Let’s leave the philosophical question of animal welfare vs. animal rights aside for the moment. Chad is an abolitionist but also recognizes that the treatment of animals is at the very least an important side consideration. His essay makes strategic arguments that I would like to offer some thoughts on, in the hope of better understanding how the welfarist and abolitionist traditions interact with each other in practice.
His critique of welfarist legislation — in this case the Traveling Exotic Animal and Public Safety Protection Act (TEAPSPA) — is that it inevitably represents a suboptimal use of activist resources. Whilst this legislation inevitably faces the prospect of being watered down if it is to have any hope of being passed, it’s undoubtedly better than nothing. Animals will still needlessly suffer if TEAPSPA is passed, but they will suffer less.
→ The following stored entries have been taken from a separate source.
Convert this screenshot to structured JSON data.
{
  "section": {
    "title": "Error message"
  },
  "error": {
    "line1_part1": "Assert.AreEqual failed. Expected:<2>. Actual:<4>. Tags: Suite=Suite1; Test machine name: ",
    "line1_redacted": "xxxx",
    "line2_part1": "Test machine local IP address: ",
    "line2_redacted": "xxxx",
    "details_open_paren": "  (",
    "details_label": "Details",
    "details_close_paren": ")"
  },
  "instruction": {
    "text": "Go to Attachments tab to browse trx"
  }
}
Palatable versions of welfarism may preserve some harmful assumptions about human-animal relationships, but to say they reinforce them is a stretch. Even if they do, this must still be weighed against the reduction in harm caused by such legislation. And of course, there’s the wider question of whether welfarism is a superior foundation to animal-related advocacy, but I promised I wouldn’t delve into that too much!
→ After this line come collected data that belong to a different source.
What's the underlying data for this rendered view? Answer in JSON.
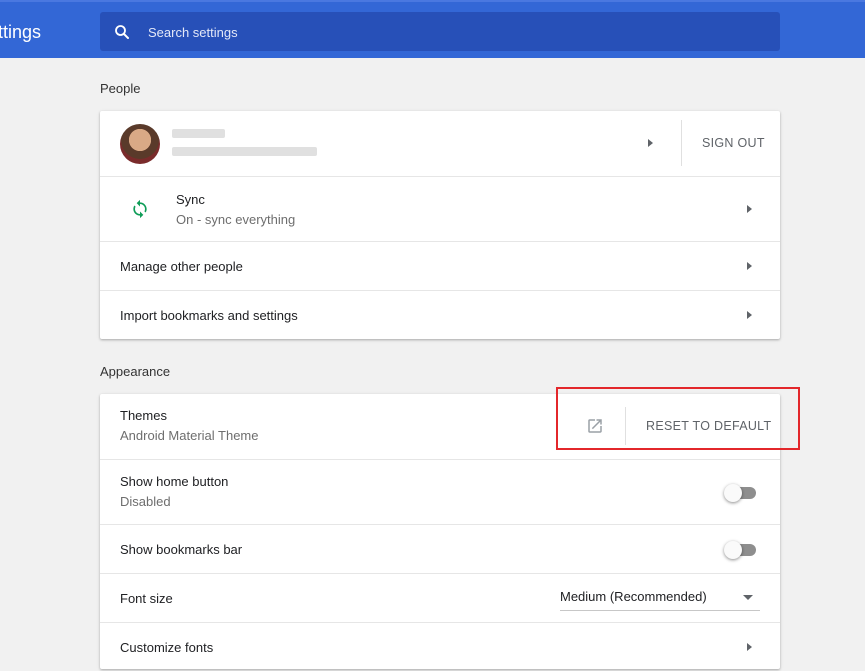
{
  "header": {
    "title": "ttings",
    "search_placeholder": "Search settings"
  },
  "people": {
    "section_title": "People",
    "sign_out_label": "SIGN OUT",
    "sync": {
      "label": "Sync",
      "status": "On - sync everything"
    },
    "manage_label": "Manage other people",
    "import_label": "Import bookmarks and settings"
  },
  "appearance": {
    "section_title": "Appearance",
    "themes": {
      "label": "Themes",
      "value": "Android Material Theme",
      "reset_label": "RESET TO DEFAULT"
    },
    "home_button": {
      "label": "Show home button",
      "status": "Disabled",
      "enabled": false
    },
    "bookmarks_bar": {
      "label": "Show bookmarks bar",
      "enabled": false
    },
    "font_size": {
      "label": "Font size",
      "selected": "Medium (Recommended)"
    },
    "custom_fonts_label": "Customize fonts"
  },
  "colors": {
    "header_blue": "#3367d6",
    "search_blue": "#2750b8",
    "sync_green": "#0f9d58",
    "highlight_red": "#e3272b"
  },
  "icons": [
    "search-icon",
    "sync-icon",
    "open-external-icon",
    "chevron-right-icon",
    "dropdown-caret-icon"
  ]
}
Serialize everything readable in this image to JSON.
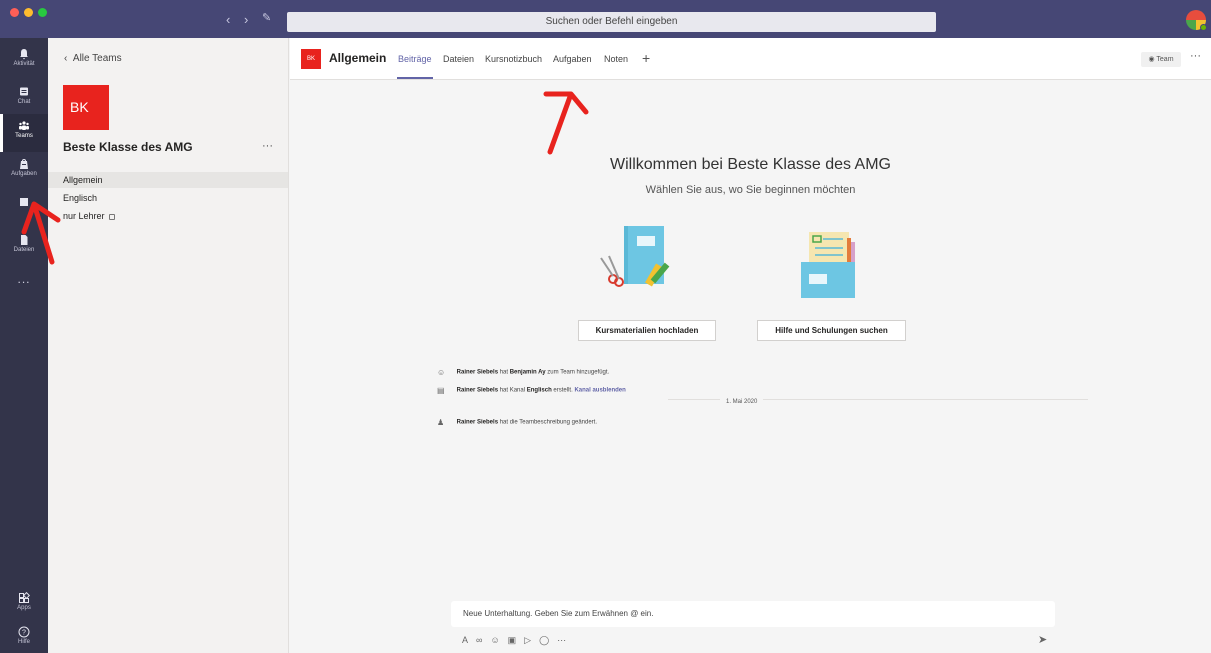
{
  "titlebar": {
    "search_placeholder": "Suchen oder Befehl eingeben",
    "back_icon": "chevron-left-icon",
    "forward_icon": "chevron-right-icon",
    "compose_icon": "compose-icon"
  },
  "rail": {
    "items": [
      {
        "label": "Aktivität",
        "icon": "bell-icon"
      },
      {
        "label": "Chat",
        "icon": "chat-icon"
      },
      {
        "label": "Teams",
        "icon": "teams-icon"
      },
      {
        "label": "Aufgaben",
        "icon": "assignments-icon"
      },
      {
        "label": "Kalender",
        "icon": "calendar-icon"
      },
      {
        "label": "Dateien",
        "icon": "files-icon"
      }
    ],
    "more": "...",
    "apps": "Apps",
    "help": "Hilfe"
  },
  "team_panel": {
    "back": "Alle Teams",
    "avatar": "BK",
    "name": "Beste Klasse des AMG",
    "more": "···",
    "channels": [
      "Allgemein",
      "Englisch",
      "nur Lehrer"
    ]
  },
  "tabbar": {
    "badge": "BK",
    "title": "Allgemein",
    "tabs": [
      "Beiträge",
      "Dateien",
      "Kursnotizbuch",
      "Aufgaben",
      "Noten"
    ],
    "plus": "+",
    "team_button": "Team",
    "more": "···"
  },
  "welcome": {
    "title": "Willkommen bei Beste Klasse des AMG",
    "subtitle": "Wählen Sie aus, wo Sie beginnen möchten",
    "button_upload": "Kursmaterialien hochladen",
    "button_help": "Hilfe und Schulungen suchen"
  },
  "activity": [
    {
      "actor": "Rainer Siebels",
      "mid": "hat",
      "object": "Benjamin Ay",
      "rest": "zum Team hinzugefügt."
    },
    {
      "actor": "Rainer Siebels",
      "mid": "hat Kanal",
      "object": "Englisch",
      "rest": "erstellt.",
      "link": "Kanal ausblenden"
    },
    {
      "actor": "Rainer Siebels",
      "mid": "hat die Teambeschreibung geändert."
    }
  ],
  "date_separator": "1. Mai 2020",
  "compose": {
    "placeholder": "Neue Unterhaltung. Geben Sie zum Erwähnen @ ein."
  },
  "colors": {
    "titlebar": "#464775",
    "rail": "#33344a",
    "accent": "#6264a7",
    "team_red": "#e8231e"
  }
}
Moreover, even if one were to accept that TEAPSPA advocacy was a misallocation of resources, the same does not necessarily hold for other legislative initiatives. Ending corn subsidies springs to mind, although a charitable interpretation might be that Chad is talking more specifically about legislation directly focused on the treatment of animals.
So, what’s the alternative to welfarism? In his piece, Chad advocates for diverting more resources to creative, horizontal vegan education. Admittedly, it’s easy to dismiss any criticism of a particular method of activism by making vague statements about strategic pluralism. Nonetheless, when considering whether to engage in decentralized, abolitionist vegan education or welfarist reformism, my first thought is this: why not both?
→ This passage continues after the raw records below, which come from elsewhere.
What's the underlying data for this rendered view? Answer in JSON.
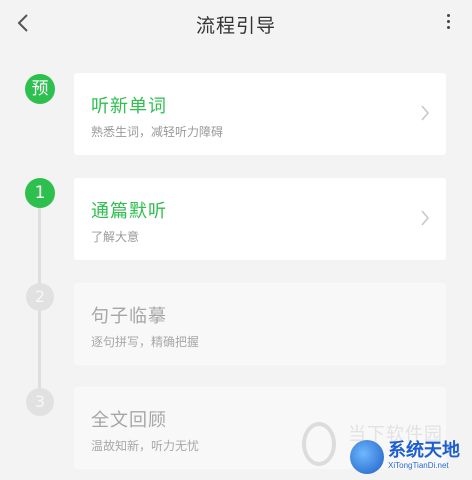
{
  "header": {
    "title": "流程引导",
    "back_icon": "chevron-left-icon",
    "more_icon": "more-vertical-icon"
  },
  "colors": {
    "accent": "#2ec04f",
    "background": "#f3f3f3",
    "disabled_badge": "#e1e1e1"
  },
  "steps": [
    {
      "marker": "预",
      "title": "听新单词",
      "subtitle": "熟悉生词，减轻听力障碍",
      "state": "active"
    },
    {
      "marker": "1",
      "title": "通篇默听",
      "subtitle": "了解大意",
      "state": "active"
    },
    {
      "marker": "2",
      "title": "句子临摹",
      "subtitle": "逐句拼写，精确把握",
      "state": "locked"
    },
    {
      "marker": "3",
      "title": "全文回顾",
      "subtitle": "温故知新，听力无忧",
      "state": "locked"
    }
  ],
  "watermark": {
    "gray_text": "当下软件园",
    "brand": "系统天地",
    "url": "XiTongTianDi.net"
  }
}
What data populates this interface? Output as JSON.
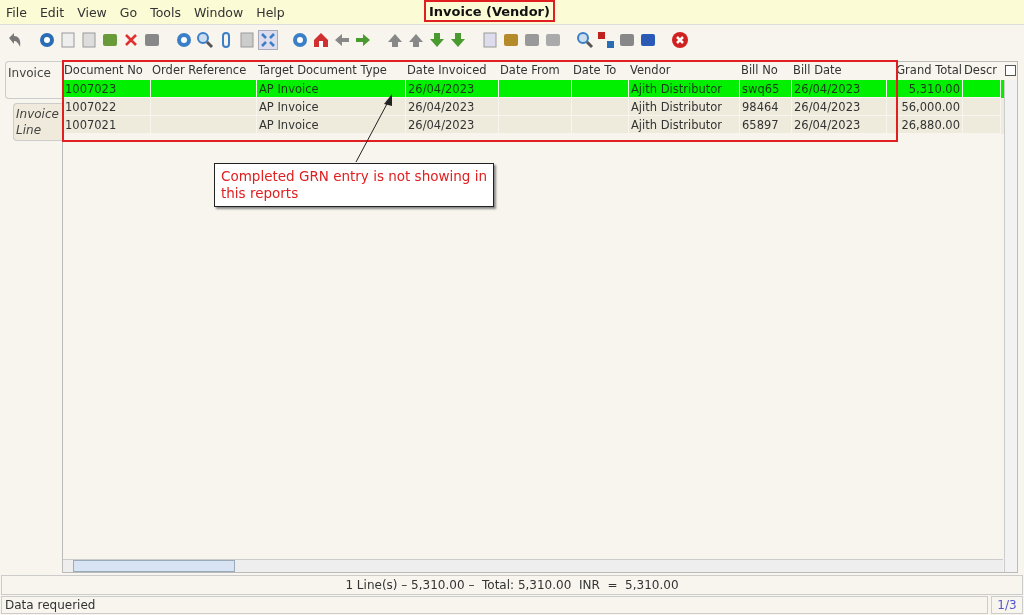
{
  "menu": [
    "File",
    "Edit",
    "View",
    "Go",
    "Tools",
    "Window",
    "Help"
  ],
  "window": {
    "title": "Invoice (Vendor)"
  },
  "tabs": [
    {
      "label": "Invoice",
      "selected": true
    },
    {
      "label": "Invoice Line",
      "selected": false
    }
  ],
  "table": {
    "columns": [
      "Document No",
      "Order Reference",
      "Target Document Type",
      "Date Invoiced",
      "Date From",
      "Date To",
      "Vendor",
      "Bill No",
      "Bill Date",
      "Grand Total",
      "Descr"
    ],
    "rows": [
      {
        "selected": true,
        "document_no": "1007023",
        "target_document_type": "AP Invoice",
        "date_invoiced": "26/04/2023",
        "vendor": "Ajith Distributor",
        "bill_no": "swq65",
        "bill_date": "26/04/2023",
        "grand_total": "5,310.00"
      },
      {
        "selected": false,
        "document_no": "1007022",
        "target_document_type": "AP Invoice",
        "date_invoiced": "26/04/2023",
        "vendor": "Ajith Distributor",
        "bill_no": "98464",
        "bill_date": "26/04/2023",
        "grand_total": "56,000.00"
      },
      {
        "selected": false,
        "document_no": "1007021",
        "target_document_type": "AP Invoice",
        "date_invoiced": "26/04/2023",
        "vendor": "Ajith Distributor",
        "bill_no": "65897",
        "bill_date": "26/04/2023",
        "grand_total": "26,880.00"
      }
    ]
  },
  "annotation": {
    "text": "Completed GRN entry is not showing in this reports"
  },
  "summary": "1 Line(s) – 5,310.00 –  Total: 5,310.00  INR  =  5,310.00",
  "status_bar": {
    "message": "Data requeried",
    "record": "1/3"
  }
}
The task of convincing people to be vegan and adopt other animal-friendly positions is a long and arduous one. In the meantime, marginal shifts in our attitudes towards human-animal relationships can still make a difference. Chad is correct in saying that “legislative efforts to curb animal mistreatment necessarily have to be watered down in both their message and objective in order to achieve broad appeal.” This applies to non-legislative efforts as well.
In my experience, very few people instantaneously shift their views from one extreme to another. My own introduction to veganism and animal welfare was a gradual, incremental process. Support for “cage-free” eggs and “humane meat”, as well as the existence of many ethical vegetarians who have not yet made the leap to veganism, suggests that I am not alone in this regard. Yes, cage-free eggs, humane meat, and ethical vegetarianism are not enough. But they have significantly reduced animal suffering. Chad’s article has certainly made me reconsider how activist resources can be best used to improve the lives of animals, but I still see some value in reformist initiatives. Perhaps Chad does too, and I’ve misinterpreted him. Or perhaps living in D.C. for ten months has made me more biased towards accepting a plurality of strategies for social change.
Regardless, this is not to say that I reject all hardline rhetoric: especially for those already versed in the language-game of radical politics. We should make it clear that although it’s better than the status quo, piecemeal ‘Meatless Mondays’ welfarism is not enough. But it is better than nothing, and every animal saved from a life of pain and misery matters.